信長亡き後、謀反人光秀を討った山崎の合戦。秀吉を勝利に導いたのは、毛利との戦いから飛んで帰った中国大返しの成功だった。しかし、この歴史に名高い快挙にこそ秀吉の深遠な企みが数多く隠されているのだという。さらに中国大返しまでの秀吉の不可解な行動に注目してみたときある可能性が見えてくるのだ・・・。
その一、
秀吉が安土城にいた信長に援軍を求めたとき毛利の軍勢は5万と記していた。
しかし、実際にやって来た毛利の援軍は1万数千。秀吉はなぜ信長に敵の数を多く報告したのか?
その二、
信長の死を知った秀吉。するとにらみ合いから一転瞬く間に和議を成立させた。
しかし、なぜ猛者揃いの毛利軍と、いとも簡単に和議を取り結ぶことができたのか?
その三、
最大の疑問がこれ、2万の軍勢をたった10日間で220キロ移動させる中国大返し。
この偉業、本当に何の準備もなしに成功させることは可能なのか?
信長の死の謎を解く鍵は、その死の前日にあたる6月1日に本能寺で開かれた、「茶会」にあった。

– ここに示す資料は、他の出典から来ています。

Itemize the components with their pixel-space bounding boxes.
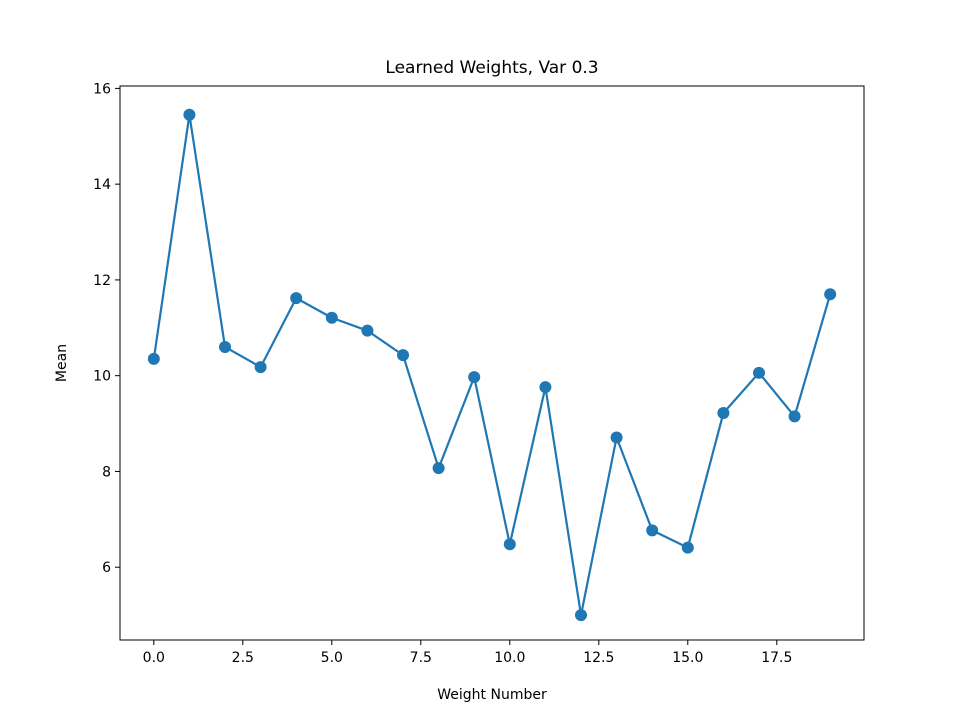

この茶会は朝廷で力を持つ公家のために開かれたと考えられているが、本当の客人は違った。信長が迎えた客は博多の豪商で茶人の、島井宗室とその義弟神屋宗湛であった。目的は島井宗室の持つ大名物茶入「楢柴肩衝」。名物狩りに熱を上げていた信長はすでに「初花肩衝」「新田肩衝」を所有していた。この「楢柴肩衝」を手に入れれば天下三大大名物茶入が揃うこととなる。信長は以前から、島井宗室と会い茶入れを譲ってもらうことを熱望していた。つまり、喉から手が出るほど欲しかった茶入れを餌に、信長は誘い出されたのである。では、この茶会をセッティングしたのは一体誰なのだろうか?その人物こそ千宗易。のちの千利休である。信長の信頼が厚かった利休。その利休が本能寺の変の5日前に養子である少庵に送った手紙が残されている。その中に、不可解な記述があるのだ。

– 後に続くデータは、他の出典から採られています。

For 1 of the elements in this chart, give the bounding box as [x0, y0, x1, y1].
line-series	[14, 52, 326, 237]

「上様御上洛との由、承った。播州(秀吉)はどうなっているのか?情報が分かり次第、早々に連絡を請う」秀吉といえば京都から遠く離れた備中高松で毛利と戦っている最中なのは周知のこと。当然利休も知っていたはず。なのに、なぜ利休は秀吉の情報を気遣っているのだろうか?

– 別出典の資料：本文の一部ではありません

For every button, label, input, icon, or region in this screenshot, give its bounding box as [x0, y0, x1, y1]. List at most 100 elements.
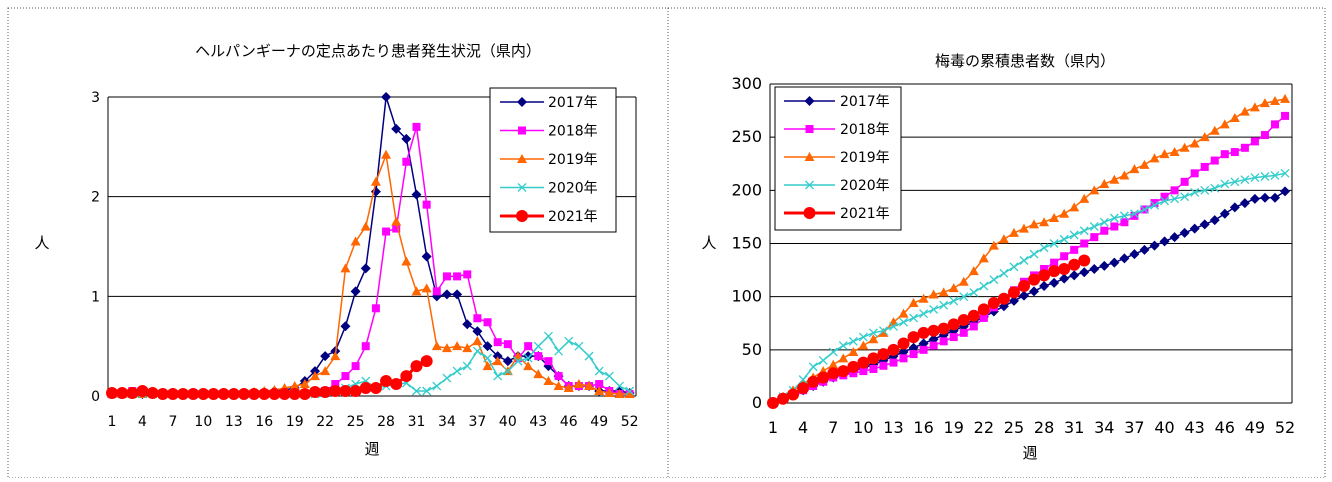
- data-point: [1271, 120, 1279, 129]
- data-point: [442, 272, 451, 281]
- data-point: [310, 371, 320, 381]
- x-tick-label: 10: [853, 418, 873, 437]
- data-point: [1040, 265, 1049, 274]
- legend-label: 2021年: [840, 206, 890, 222]
- series-line: [772, 172, 1286, 404]
- data-point: [1069, 202, 1080, 212]
- data-point: [350, 236, 361, 246]
- y-tick-label: 3: [91, 90, 100, 106]
- x-tick-label: 28: [1034, 418, 1054, 437]
- data-point: [1210, 156, 1219, 165]
- data-point: [929, 341, 938, 350]
- left-panel-frame: [7, 7, 669, 479]
- data-point: [1139, 159, 1150, 169]
- data-point: [918, 293, 929, 303]
- data-point: [997, 292, 1010, 305]
- data-point: [1160, 196, 1170, 206]
- data-point: [848, 346, 859, 356]
- data-point: [1219, 208, 1230, 219]
- data-point: [1229, 113, 1240, 123]
- data-point: [1069, 270, 1080, 281]
- data-point: [106, 387, 118, 400]
- data-point: [268, 388, 281, 401]
- data-point: [919, 345, 928, 354]
- x-tick-label: 28: [377, 414, 395, 430]
- data-point: [624, 389, 635, 399]
- data-point: [126, 387, 139, 400]
- data-point: [1179, 142, 1190, 152]
- legend-label: 2018年: [840, 122, 890, 138]
- data-point: [949, 333, 958, 342]
- y-tick-label: 100: [731, 287, 762, 306]
- data-point: [359, 382, 372, 395]
- y-axis-label: 人: [701, 234, 716, 252]
- series-2019年: [768, 93, 1291, 407]
- data-point: [1018, 280, 1030, 293]
- data-point: [391, 123, 402, 134]
- data-point: [177, 388, 190, 401]
- x-tick-labels: 1 4 7 10 13 16 19 22 25 28 31 34 37 40 43 46 49 52: [108, 414, 639, 430]
- y-tick-label: 50: [742, 340, 762, 359]
- data-point: [837, 365, 850, 378]
- data-point: [1169, 147, 1180, 157]
- legend-label: 2019年: [548, 152, 598, 168]
- data-point: [1259, 192, 1270, 203]
- data-point: [360, 263, 371, 274]
- series-2018年: [769, 111, 1290, 407]
- data-point: [858, 340, 869, 350]
- data-point: [1119, 170, 1130, 180]
- data-point: [1220, 150, 1229, 159]
- data-point: [1079, 226, 1089, 236]
- data-point: [1190, 188, 1200, 197]
- data-point: [1089, 264, 1100, 275]
- data-point: [917, 326, 930, 339]
- data-point: [533, 369, 544, 379]
- data-point: [381, 92, 392, 102]
- data-point: [919, 309, 929, 319]
- data-point: [828, 359, 839, 369]
- data-point: [1129, 209, 1139, 219]
- data-point: [329, 385, 342, 398]
- data-point: [563, 383, 574, 393]
- data-point: [909, 313, 919, 323]
- data-point: [441, 343, 452, 353]
- data-point: [422, 386, 432, 396]
- data-point: [401, 133, 412, 144]
- data-point: [988, 240, 999, 250]
- data-point: [1100, 226, 1109, 235]
- legend-item: 2019年: [784, 150, 890, 166]
- data-point: [1058, 263, 1071, 276]
- legend-marker: [517, 183, 527, 192]
- x-tick-label: 49: [590, 414, 608, 430]
- data-point: [979, 313, 988, 322]
- data-point: [402, 157, 411, 166]
- data-point: [1099, 178, 1110, 188]
- data-point: [136, 385, 149, 398]
- data-point: [1260, 172, 1270, 181]
- data-point: [1170, 186, 1179, 195]
- data-point: [1090, 233, 1099, 242]
- data-point: [472, 336, 483, 346]
- legend-label: 2017年: [840, 94, 890, 110]
- data-point: [1049, 212, 1060, 222]
- data-point: [858, 332, 868, 342]
- data-point: [1239, 106, 1250, 116]
- data-point: [968, 266, 979, 276]
- y-axis-label: 人: [34, 234, 49, 252]
- data-point: [1199, 132, 1210, 142]
- data-point: [1009, 262, 1019, 272]
- data-point: [339, 385, 352, 398]
- legend-item: 2018年: [784, 122, 890, 138]
- data-point: [614, 389, 625, 399]
- x-tick-label: 16: [255, 414, 273, 430]
- data-point: [564, 336, 574, 346]
- data-point: [380, 375, 393, 388]
- series-2021年: [106, 355, 433, 401]
- data-point: [116, 387, 129, 400]
- data-point: [1249, 102, 1260, 112]
- y-tick-label: 250: [731, 127, 762, 146]
- x-tick-label: 1: [768, 418, 778, 437]
- data-point: [1229, 202, 1240, 213]
- data-point: [381, 149, 392, 159]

謀略に負けた光秀というのは、やっぱりその「時」に負けたんですね。どんな悪いことをしても、謀略に勝った秀吉が、その後天下を治めてゆく。ただ天下を獲った秀吉も、その最期は非常に不幸でした。歴史というものは繰り返すような気がするんですが、こと、この「本能寺の変」、この戦いに関しての勝者は・・・羽柴秀吉!